Voting is underway in a presidential election in Belarus amid allegations of vote-rigging and warnings of a clampdown on protests by the authorities. The vote pits President Alexander Lukashenko, who has been in power for twelve years, against liberal opposition candidates. Lukashenko is expected to win by a big majority but the opposition claim the election will be fraudulent. They have called for peaceful demonstrations when the polls close.
But Lukashenko has warned any attempt to stage a popular uprising like that which toppled former governments in Ukraine and Georgia will be crushed. The main opposition challenger Alexander Milinkevich has said that is not their aim. The West echoes his concerns. Both the EU and the US vow to boost sanctions against Belarus if independent observers say the vote is unfair.

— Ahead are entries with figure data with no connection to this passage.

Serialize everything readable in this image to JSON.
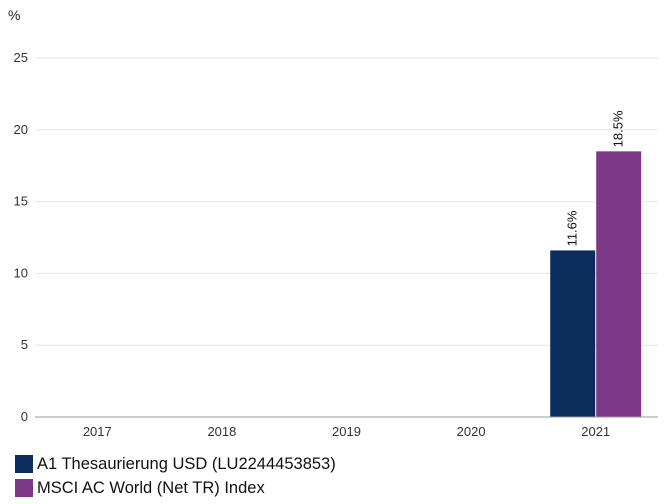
{
  "chart_data": {
    "type": "bar",
    "y_unit_label": "%",
    "categories": [
      "2017",
      "2018",
      "2019",
      "2020",
      "2021"
    ],
    "series": [
      {
        "name": "A1 Thesaurierung USD (LU2244453853)",
        "color": "#0c2c5c",
        "values": [
          null,
          null,
          null,
          null,
          11.6
        ],
        "labels": [
          "",
          "",
          "",
          "",
          "11.6%"
        ]
      },
      {
        "name": "MSCI AC World (Net TR) Index",
        "color": "#7c3a86",
        "values": [
          null,
          null,
          null,
          null,
          18.5
        ],
        "labels": [
          "",
          "",
          "",
          "",
          "18.5%"
        ]
      }
    ],
    "ylim": [
      0,
      25
    ],
    "yticks": [
      0,
      5,
      10,
      15,
      20,
      25
    ],
    "grid": true,
    "legend_position": "bottom-left"
  }
}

Milinkevic and his allies have strong support in the capital Minsk and among the young. Lukashenko enjoys backing in provincial towns and rural areas. Opposition members were detained during the campaign and its leaders complained of harassment on a daily basis. The tensions continue on polling day – the offices of one party were evacuated by police claiming explosives had been planted in the building.
One report said OSCE election monitors were taken away by police but that has not been confirmed. With Milinkevic promising to not let what he calls another rigged ballot go unopposed the stage is set for a potentially violent confrontation between the government and its opponents.